Here’s what the story said to me, in essence: We’ve found a life we like; everyone else should live this way, too. And that just about sums up the problem with conservatism. For all the talk about liberals being dogmatic, politically correct, ideologically rigid fascists and “femi-Nazis” who shout down any attempt at dissent, it is always the conservatives that identify orthodoxy and homogeneity as worthwhile social and political goals.

Take, for example, the current debate on immigration. The argument made against the Spanish version of the Star Spangled Banner is the key to the conservative idea that assimilation is the correct goal of immigration. “We are happy to let you into our country to do the dirty work we won’t,” they say. “But you’ve got to learn English, speak quietly, and become like us.” But what does being American have to do with leaving behind all previous ethnic, linguistic and cultural connections?

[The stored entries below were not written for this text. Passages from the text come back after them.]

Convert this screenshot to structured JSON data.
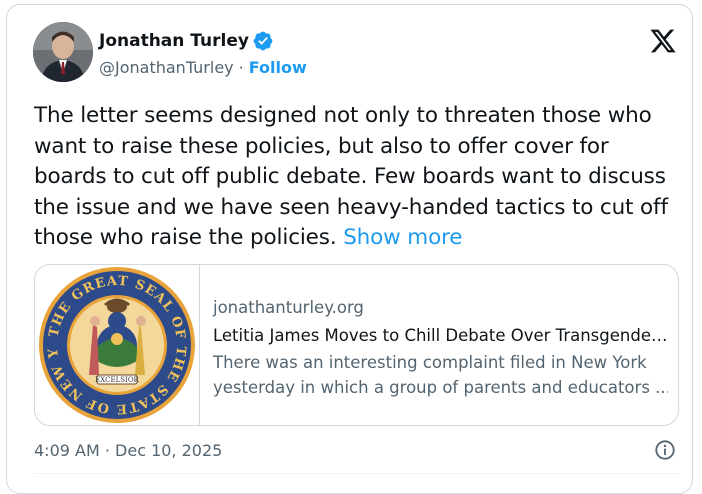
{
  "author": {
    "name": "Jonathan Turley",
    "handle": "@JonathanTurley",
    "separator": "·",
    "follow_label": "Follow"
  },
  "icons": {
    "verified": "verified-badge-icon",
    "platform": "x-logo-icon",
    "info": "info-icon"
  },
  "colors": {
    "accent": "#1d9bf0",
    "text": "#0f1419",
    "secondary": "#536471",
    "border": "#cfd9de"
  },
  "tweet": {
    "text": "The letter seems designed not only to threaten those who want to raise these policies, but also to offer cover for boards to cut off public debate. Few boards want to discuss the issue and we have seen heavy-handed tactics to cut off those who raise the policies.",
    "show_more": "Show more"
  },
  "link_card": {
    "domain": "jonathanturley.org",
    "title": "Letitia James Moves to Chill Debate Over Transgender Policies in Schools",
    "description_line1": "There was an interesting complaint filed in New York",
    "description_line2": "yesterday in which a group of parents and educators ...",
    "seal_text": "THE GREAT SEAL OF THE STATE OF NEW YORK",
    "seal_motto": "EXCELSIOR"
  },
  "timestamp": "4:09 AM · Dec 10, 2025"
}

If “American” means anything, it is that our strength is in an amalgam of the various cultures that comprise our population.

Again, we see the same thread with the debate over gay marriage. The so-called homosexual agenda and the gay lifestyle are seen as threats to the nice, normal straight white value system. And marriage is an important part of that value system. When gays started to vocally demand access to the privilege of marriage, it caused an uproar. But I don’t think many straight people seriously believe their marriage is any less valid because two people of the same gender can also be married. The conservatives are shaken by the realization that there is no “gay lifestyle.” What shatters the conservative argument is that if they really believe the values they ostensibly promote – equality, personal liberty, self-responsibility – they have to acknowledge that they are keeping company with a much wider spectrum of humanity than they might want to admit.

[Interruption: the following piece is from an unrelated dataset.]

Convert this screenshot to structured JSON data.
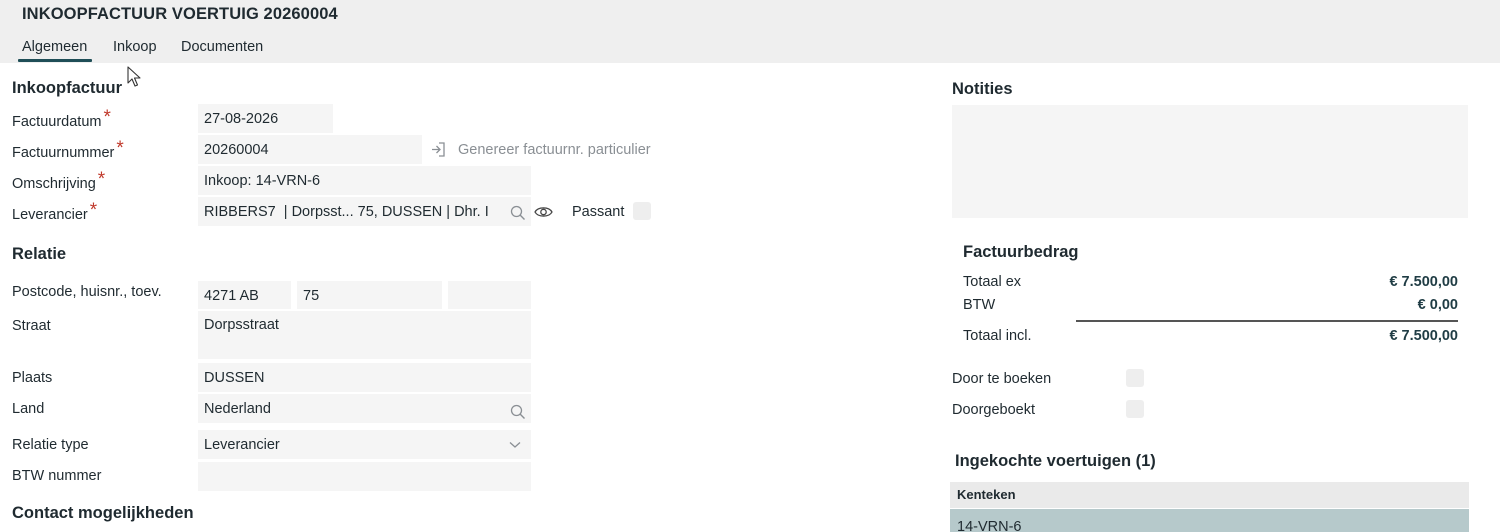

Conservatives, crunchy or otherwise, are faced with the reality that, for all their talk of fundamental moral values and guiding principles, their ideology boils down to creating a rationale to criticize things that make them uncomfortable. They want to live in a world where everyone is just like them. Sure, they’re open to debate – should we support the war because the world is safer without Sadam, or because if we weren’t fighting the terrorists over there, we’d be fighting them over here? – but don’t go overboard or you’re just one of those relativists with no values.